In other words, incontrovertible proof.
Brand Finance calculates value as the amount “a company would be willing to pay to license its brand as if it did not own it.”
Asking the musical question “What if fanfiction was made-up numbers instead of made-up adventures?”
A lot of a company’s value is readily quantifiable. But not all of it. For example, this bit taken from Brand Finance’s methodology stood out.
…forecast brand specific revenues using a function of historic revenues, equity analyst forecasts and economic growth rates.
Ha, yeaaah. The Macalope would love to see the spreadsheet that calculated the revenue forecast because he’s never read a spreadsheet and laughed out loud uncontrollably before. (OK, once.) Apple’s revenue for the most recent quarter was three times that of Google’s. Is this forecast of revenue over a geologic timescale?
“Once intelligent chimps rule the world, we see Google’s revenue overtaking that of Apple.”

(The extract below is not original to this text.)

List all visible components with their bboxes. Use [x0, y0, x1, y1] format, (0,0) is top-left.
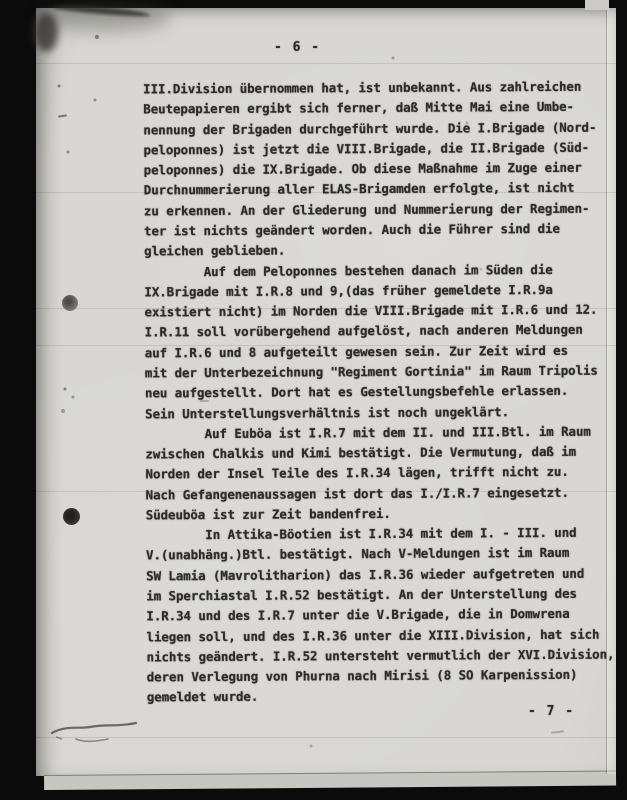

The Macalope doesn’t know how much weight the revenue projection component is given in their calculation, but this is kind of an important point because, as we’ve seen over and over and over again, analysts suck at projections. You only need to look at this piece from 2011 to realize that:
“Windows Phone will beat Android in 2013, analyst explains.”
That, as you may or may not have noticed, did not happen. At least in our timeline. It’s possible the timeline it did happen in might actually be better than this one, but the point is it’s not this one.
So, certainly there’s no margin of error in Brand Finance’s calculation that could account for the 2 percent difference in Google’s and Apple’s scores. These numbers are rock-solid. And grading a company according to the value derived is simply engaging in science rather than a vapid PR exercise by the firm providing the ranking.
While Brand Finance says the grades they assigned each company are derived from the index, there’s apparently a subjective component as well because Apple’s numeric score last year was almost double Google’s but both years Google received an AAA+ grade and Apple an AAA grade. If the Macalope were taking this class, he’d go to the dean.
Ultimately, a 2 percent difference in a subjective measure doesn’t really add up to a hill of bean by-products, let alone actual beans.